Kübra Gümüşay: "Unsere Gegenwart ist divers, vielseitig, vielschichtig und facettenreich. Und so auch unsere Geschichte. Wenn sie in der Erzählung unserer Vergangenheit fehlen, also für nichtig erklärt werden, wird sie weder unserer Gegenwart, unserer Zukunft, noch unseren Idealen gerecht. Geschichten von Migration, Flucht und Vertreibung zu erzählen ist keine optionale Ergänzung, sondern ein elementarer Bestandteil unserer Geschichte."

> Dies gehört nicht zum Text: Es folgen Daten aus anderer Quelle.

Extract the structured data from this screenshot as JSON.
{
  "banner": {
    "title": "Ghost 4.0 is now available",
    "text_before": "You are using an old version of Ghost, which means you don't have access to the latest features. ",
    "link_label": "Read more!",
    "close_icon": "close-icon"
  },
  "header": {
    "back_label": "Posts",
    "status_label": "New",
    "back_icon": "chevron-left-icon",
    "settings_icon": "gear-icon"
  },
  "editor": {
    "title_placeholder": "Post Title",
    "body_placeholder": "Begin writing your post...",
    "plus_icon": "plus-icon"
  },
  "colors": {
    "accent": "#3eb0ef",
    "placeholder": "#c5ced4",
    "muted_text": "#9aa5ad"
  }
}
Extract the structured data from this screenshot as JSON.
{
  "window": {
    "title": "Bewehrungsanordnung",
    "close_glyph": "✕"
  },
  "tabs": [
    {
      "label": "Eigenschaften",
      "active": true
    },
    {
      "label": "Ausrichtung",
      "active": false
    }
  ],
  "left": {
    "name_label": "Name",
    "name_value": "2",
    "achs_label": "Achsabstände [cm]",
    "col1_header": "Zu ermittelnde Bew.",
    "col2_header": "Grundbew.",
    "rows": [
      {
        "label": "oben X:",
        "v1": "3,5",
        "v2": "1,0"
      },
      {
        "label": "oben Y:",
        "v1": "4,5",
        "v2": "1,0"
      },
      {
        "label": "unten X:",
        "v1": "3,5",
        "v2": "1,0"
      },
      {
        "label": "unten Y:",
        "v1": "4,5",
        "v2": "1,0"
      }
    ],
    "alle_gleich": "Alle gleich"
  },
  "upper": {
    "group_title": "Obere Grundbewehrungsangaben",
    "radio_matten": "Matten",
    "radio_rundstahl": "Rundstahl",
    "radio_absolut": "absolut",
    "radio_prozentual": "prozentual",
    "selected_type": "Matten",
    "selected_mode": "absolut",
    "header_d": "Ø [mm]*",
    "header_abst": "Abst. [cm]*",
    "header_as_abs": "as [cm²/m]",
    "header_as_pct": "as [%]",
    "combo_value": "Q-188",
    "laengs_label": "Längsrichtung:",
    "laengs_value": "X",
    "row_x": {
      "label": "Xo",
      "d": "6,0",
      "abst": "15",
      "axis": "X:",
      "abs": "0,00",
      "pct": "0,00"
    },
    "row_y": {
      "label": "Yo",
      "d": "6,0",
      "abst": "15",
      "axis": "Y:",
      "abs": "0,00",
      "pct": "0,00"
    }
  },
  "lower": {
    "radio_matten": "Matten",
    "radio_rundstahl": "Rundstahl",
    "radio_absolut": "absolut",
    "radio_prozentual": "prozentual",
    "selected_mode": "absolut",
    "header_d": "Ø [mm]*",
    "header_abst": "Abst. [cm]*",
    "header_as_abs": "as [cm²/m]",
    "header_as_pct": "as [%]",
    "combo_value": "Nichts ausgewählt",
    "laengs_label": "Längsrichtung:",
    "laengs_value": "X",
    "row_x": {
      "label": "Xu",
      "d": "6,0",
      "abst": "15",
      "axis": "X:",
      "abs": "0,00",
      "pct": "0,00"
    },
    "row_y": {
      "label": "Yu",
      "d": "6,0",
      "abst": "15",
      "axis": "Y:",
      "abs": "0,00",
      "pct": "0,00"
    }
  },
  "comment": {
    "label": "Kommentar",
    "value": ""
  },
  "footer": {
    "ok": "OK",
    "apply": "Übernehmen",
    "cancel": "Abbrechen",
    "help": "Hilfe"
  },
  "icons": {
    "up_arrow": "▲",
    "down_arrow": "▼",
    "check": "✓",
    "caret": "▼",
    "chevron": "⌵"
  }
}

Saša Stanišić: "Als ich das Wort "Gastarbeiter" zum ersten Mal hörte, wunderte ich mich: arbeitende Gäste? Bei uns, in Bosnien, ließ man einen Gast gar nichts arbeiten, das ist ja das Wesen des Gastes - bedient und umgarnt zu werden, und wir als Gastgeber tun unser allerbestes, damit der Gast sich wohl fühlt, es ist uns eine Ehre und ein Glück, Gäste zu haben. Deutschland hat nicht immer Allerbestes getan, damit sich die Gäste wohlfühlen. Umso wichtiger ist die Erinnerung an die Anfänge des Gastseins und der "Gastfreundschaft" - damit die zukünftigen Generationen und auch wir, die als Gäste und Geduldete kamen und jetzt das Privileg des Gastgebers genießen, damit wir es irgendwann besser machen."
Dr. Hatun Karakaş:„Ich freue mich den Traum der älteren Generationen leben und mit unserer Anwesenheit glücklich machen zu können. Größtenteils kamen sie ungebildet nach Deutschland und hatten geringe Chancen auf Bildung und Anerkennung.“
Prof. Dr. Karim Fereidooni: „Die Erinnerung an ausländische Arbeiter*innen die im Rahmen des Anwerbeabkommens nach Deutschland kamen, ist für unsere Einwanderungsgesellschaft relevant, weil der Wohlstand unserer Gesellschaft maßgeblich von diesen Menschen miterarbeitet wurde. Ohne die großartige Leistung von Arbeitsmigrant*innen wäre das Wirtschaftswunder nicht denkbar. Unsere Gesellschaft schuldet diesen Menschen großen Dank.”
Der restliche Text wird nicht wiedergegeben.